By David McLaurin
St Patrick’s Day was rather a pleasure this year as I was invited, along with lots of other people, to the opening of St Patrick’s House of Theology in Langata, just round the corner from the prestigious Tangaza College. St Patrick is the new place of study for the Kiltegan Missionaries, or St Patrick’s Missionary Society, as they are properly called, whose students come from Kenya and Nigeria and many other countries.
The house is really very lovely and reminds one that not everything that is new must be ugly. It is in fact a series of houses around a circular courtyard with a round chapel in the mddle. This is just as it should be, with the church, and the Blessed Sacrament in particular, at the centre of things, just like an Oxford college dating from the Age of Faith. There is a very pleasant lawn and lots of nice plants, which, when they come to maturity, will give the place a charming bosky feel. Round the back was something of great interest, namely the lagoon. The water at St Patrick’s comes from a borehole, just as ours does, and the waste water passes through three lagoons, which are essentially ponds, which purifies it. It is then recycled and used on the garden and for growing vegetables. Thus no water is wasted and all water is used twice. The Kiltegans have in fact made a commitment to be environmentally friendly. An example to us all.
The Mass of inauguration was celebrated by His Grace the Archbishop of Nairobi, Raphael Ndingi Mwana ’Nzeki, whom I encountered for the first time. He spoke about the need for properly secure tabernacles; the need to celebrate the liturgy in accord with the mind and rules of the Church; and finally, he said, speaking with the wisdom of experience, when there was doubt about a candidate for the priesthood, that candidate should not go forward; all the doubtful candidates who had, he said, were now out, “with both legs”. All jolly forthright stuff. It reminded me of the late great Archbishop Sir Michael Gonzi, who was Archbishop of Malta when I was a child.

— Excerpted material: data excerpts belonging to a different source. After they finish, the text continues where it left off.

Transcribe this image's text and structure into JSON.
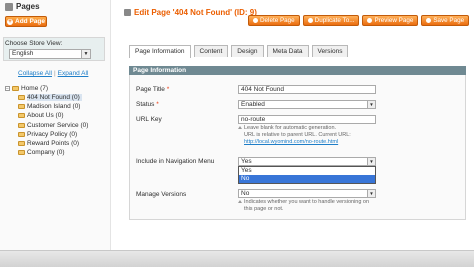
{
  "sidebar": {
    "title": "Pages",
    "add_label": "Add Page",
    "store_label": "Choose Store View:",
    "store_value": "English",
    "collapse_all": "Collapse All",
    "separator": "|",
    "expand_all": "Expand All",
    "tree": [
      {
        "label": "Home (7)"
      },
      {
        "label": "404 Not Found (0)"
      },
      {
        "label": "Madison Island (0)"
      },
      {
        "label": "About Us (0)"
      },
      {
        "label": "Customer Service (0)"
      },
      {
        "label": "Privacy Policy (0)"
      },
      {
        "label": "Reward Points (0)"
      },
      {
        "label": "Company (0)"
      }
    ]
  },
  "header": {
    "title": "Edit Page '404 Not Found' (ID: 9)",
    "buttons": {
      "delete": "Delete Page",
      "duplicate": "Duplicate To...",
      "preview": "Preview Page",
      "save": "Save Page"
    }
  },
  "tabs": [
    "Page Information",
    "Content",
    "Design",
    "Meta Data",
    "Versions"
  ],
  "section": {
    "title": "Page Information",
    "page_title_label": "Page Title",
    "page_title_value": "404 Not Found",
    "status_label": "Status",
    "status_value": "Enabled",
    "url_key_label": "URL Key",
    "url_key_value": "no-route",
    "url_note_1": "Leave blank for automatic generation.",
    "url_note_2": "URL is relative to parent URL. Current URL:",
    "url_note_link": "http://local.wyomind.com/no-route.html",
    "nav_label": "Include in Navigation Menu",
    "nav_value": "Yes",
    "nav_options": [
      "Yes",
      "No"
    ],
    "versions_label": "Manage Versions",
    "versions_value": "No",
    "versions_note_1": "Indicates whether you want to handle versioning on",
    "versions_note_2": "this page or not."
  },
  "colors": {
    "accent": "#eb5e00",
    "button": "#ea6d10",
    "section_header": "#6f8992",
    "link": "#1e7ec8"
  }
}
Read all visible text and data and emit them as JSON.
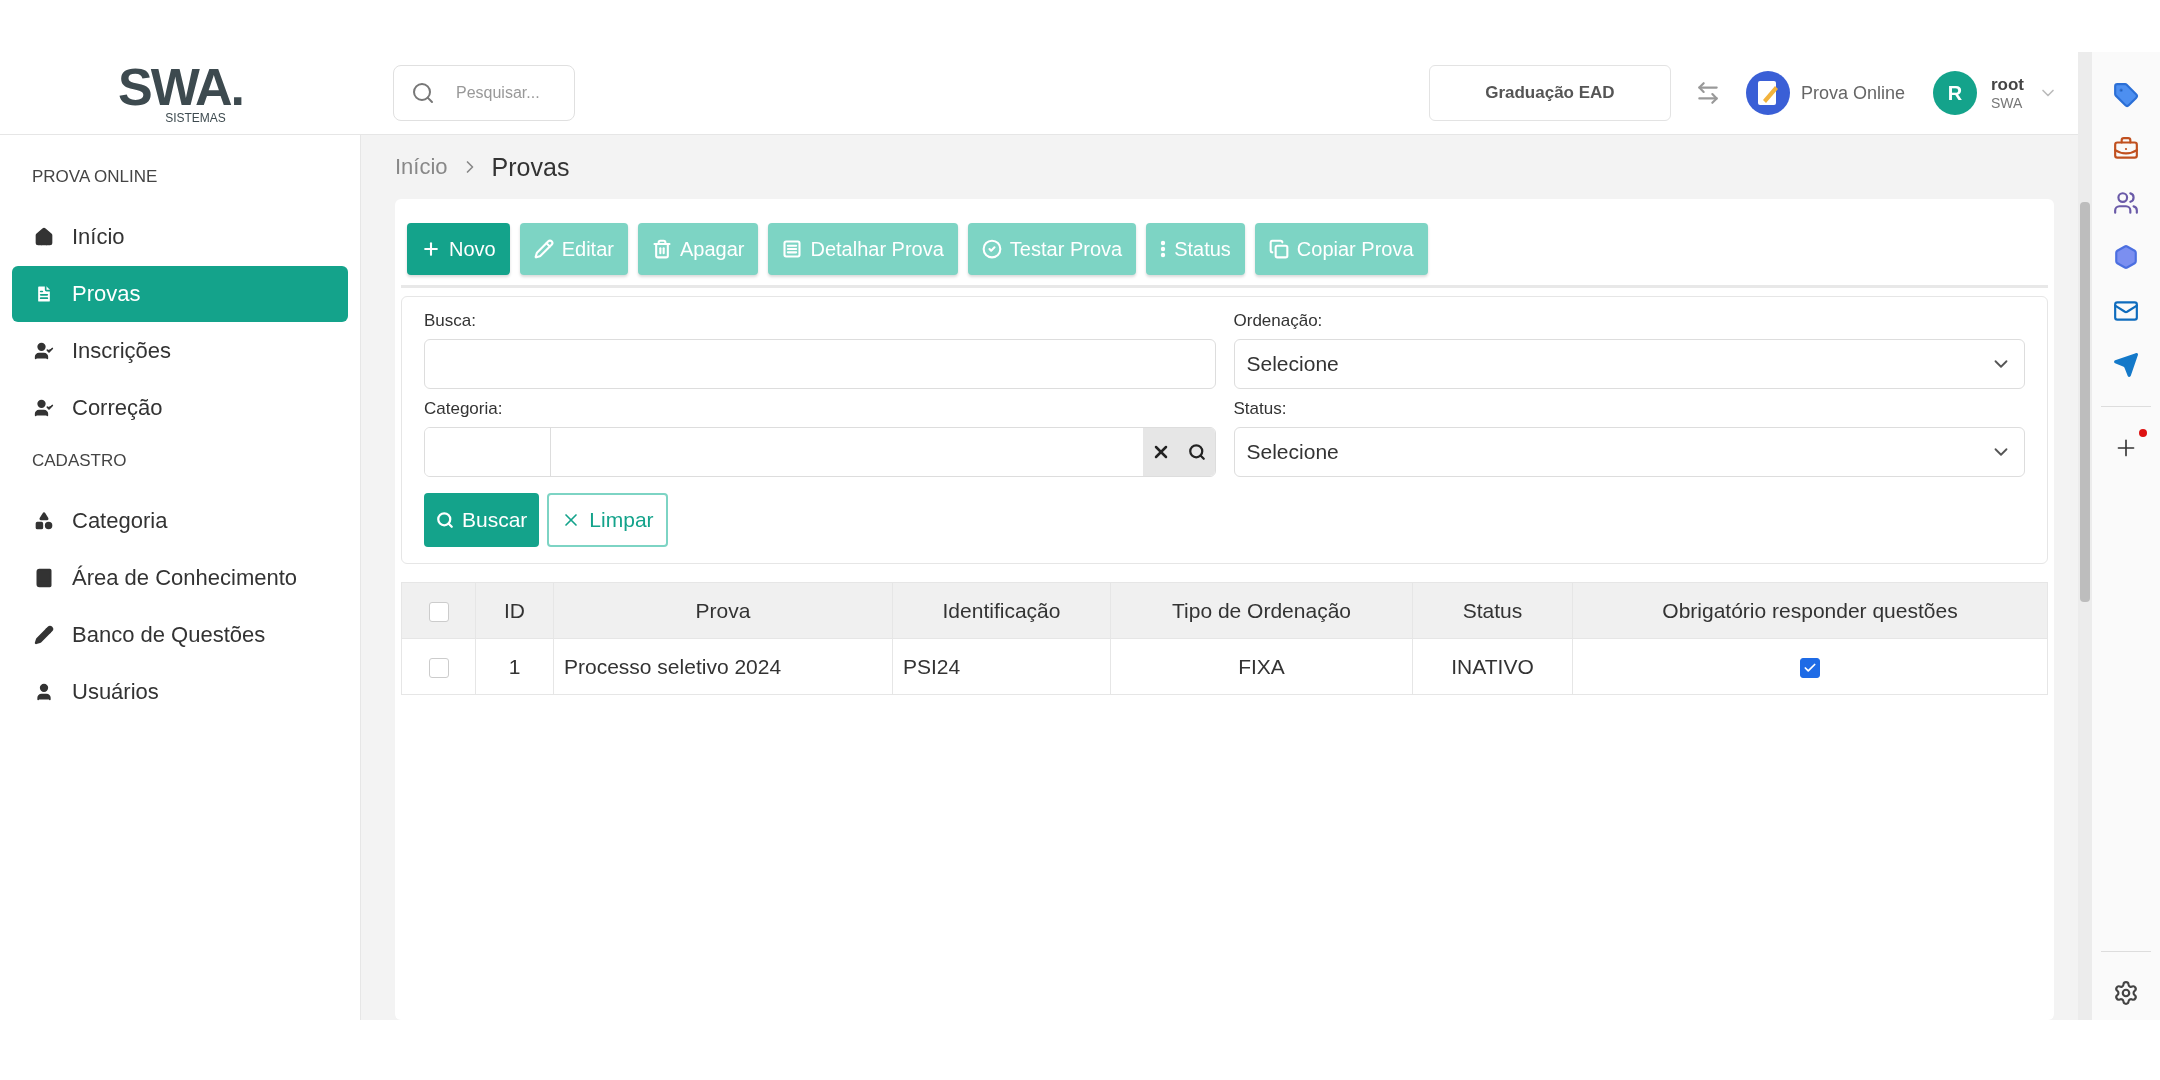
{
  "logo": {
    "mark": "SWA.",
    "sub": "SISTEMAS"
  },
  "header": {
    "search": {
      "placeholder": "Pesquisar..."
    },
    "unit": "Graduação EAD",
    "app": "Prova Online",
    "user": {
      "initial": "R",
      "name": "root",
      "org": "SWA"
    }
  },
  "sidebar": {
    "sections": [
      {
        "title": "PROVA ONLINE",
        "items": [
          {
            "label": "Início",
            "selected": false
          },
          {
            "label": "Provas",
            "selected": true
          },
          {
            "label": "Inscrições",
            "selected": false
          },
          {
            "label": "Correção",
            "selected": false
          }
        ]
      },
      {
        "title": "CADASTRO",
        "items": [
          {
            "label": "Categoria",
            "selected": false
          },
          {
            "label": "Área de Conhecimento",
            "selected": false
          },
          {
            "label": "Banco de Questões",
            "selected": false
          },
          {
            "label": "Usuários",
            "selected": false
          }
        ]
      }
    ]
  },
  "breadcrumb": [
    "Início",
    "Provas"
  ],
  "toolbar": [
    {
      "label": "Novo",
      "disabled": false
    },
    {
      "label": "Editar",
      "disabled": true
    },
    {
      "label": "Apagar",
      "disabled": true
    },
    {
      "label": "Detalhar Prova",
      "disabled": true
    },
    {
      "label": "Testar Prova",
      "disabled": true
    },
    {
      "label": "Status",
      "disabled": true
    },
    {
      "label": "Copiar Prova",
      "disabled": true
    }
  ],
  "filters": {
    "busca": {
      "label": "Busca:"
    },
    "ordenacao": {
      "label": "Ordenação:",
      "value": "Selecione"
    },
    "categoria": {
      "label": "Categoria:"
    },
    "status": {
      "label": "Status:",
      "value": "Selecione"
    },
    "search_button": "Buscar",
    "clear_button": "Limpar"
  },
  "table": {
    "select_all": false,
    "columns": [
      "ID",
      "Prova",
      "Identificação",
      "Tipo de Ordenação",
      "Status",
      "Obrigatório responder questões"
    ],
    "rows": [
      {
        "selected": false,
        "id": "1",
        "prova": "Processo seletivo 2024",
        "identificacao": "PSI24",
        "tipo": "FIXA",
        "status": "INATIVO",
        "obrigatorio": true
      }
    ]
  }
}
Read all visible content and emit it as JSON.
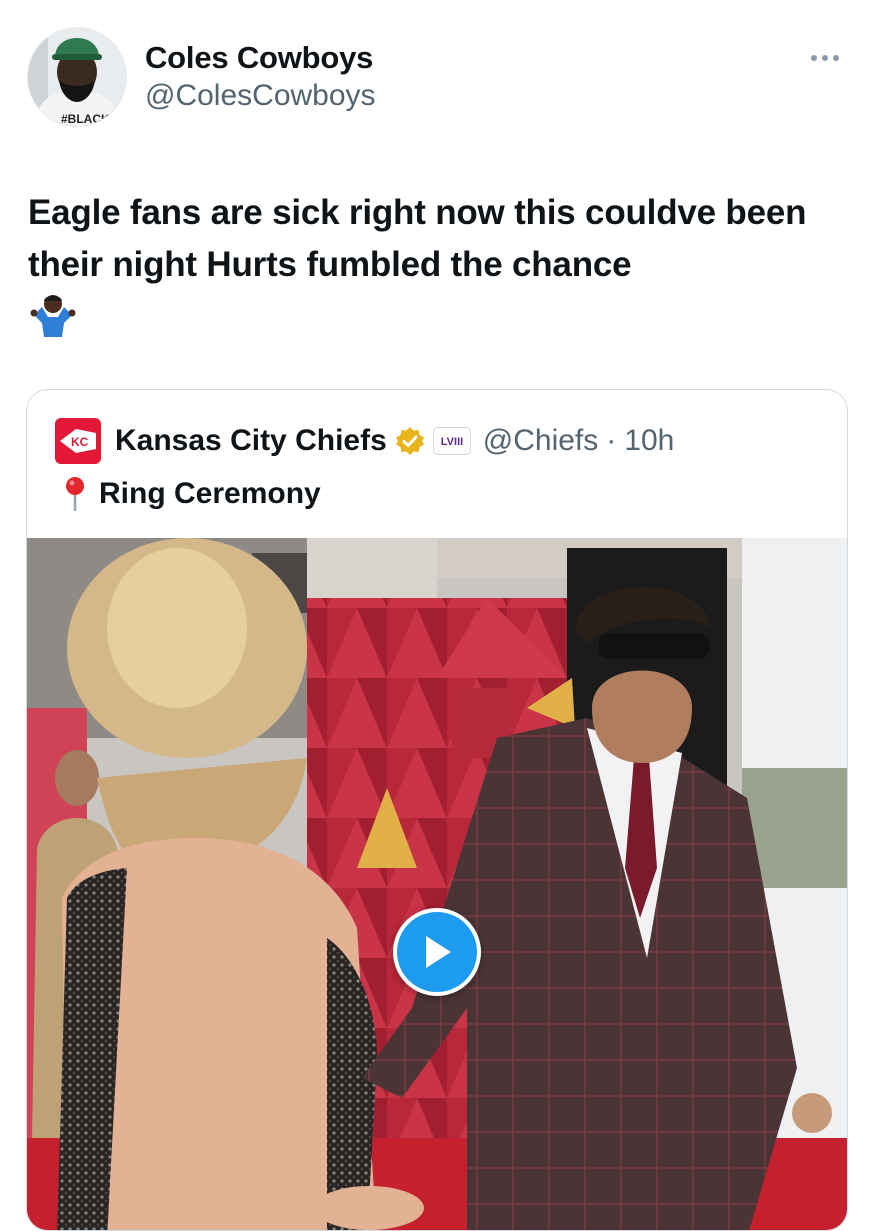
{
  "tweet": {
    "author": {
      "display_name": "Coles Cowboys",
      "handle": "@ColesCowboys",
      "avatar_icon": "profile-photo-avatar",
      "avatar_shirt_text": "#BLACK"
    },
    "more_icon": "more-dots-icon",
    "text": "Eagle fans are sick right now this couldve been their night Hurts fumbled the chance",
    "emoji": "🤷🏿‍♂️"
  },
  "quoted": {
    "avatar_icon": "chiefs-logo",
    "avatar_text": "KC",
    "name": "Kansas City Chiefs",
    "verified_icon": "gold-verified-badge-icon",
    "affiliate_badge_icon": "super-bowl-lviii-badge",
    "affiliate_badge_text": "LVIII",
    "handle": "@Chiefs",
    "separator": "·",
    "time": "10h",
    "location_icon": "red-pin-icon",
    "location": "Ring Ceremony",
    "media": {
      "type": "video",
      "thumbnail": "red-carpet-photo",
      "play_icon": "play-icon"
    }
  },
  "colors": {
    "text_primary": "#0f1419",
    "text_secondary": "#536471",
    "border": "#cfd9de",
    "accent_blue": "#1d9bf0",
    "chiefs_red": "#e31837",
    "verified_gold": "#e8b41c"
  }
}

Also present was Bishop Paride Taban of Torit diocese in southern Sudan, who spoke after the lunch. He reminded us that the Sudan
was a project of the entire Catholic Church and now that there was peace in Sudan, and the bombs had stopped falling, we were all free to go and work there if we wished. He mentioned the fact that his friend the Archbishop of Nairobi had lent him several priests, and that the Kiltegans were there too. It seemed that these helpers were much needed, as southern Sudan has been more or less wrecked by decades of war. The bishop also spoke of something else: he said that Muslim fundamentalists have undertaken to build 1,000 mosques in southern Sudan, which is a Christian area, and that huge amounts of money were coming from abroad to finance this project, namely the creation of an Islamic state in the whole of Sudan. So, bearing this in mind, it was most important that Catholics everywhere should help the Sudanese Church. I happen to agree, and so I pass this message on to readers of The Catholic Herald.
The food, an appetising stew, followed by a delicious chocolate cake, prepared by Bernadette the cook, was very good, and the Kiltegan students were all very polite and welcoming, so all in all, along with inspiring and instructive words from two bishops, a very good time was had by all.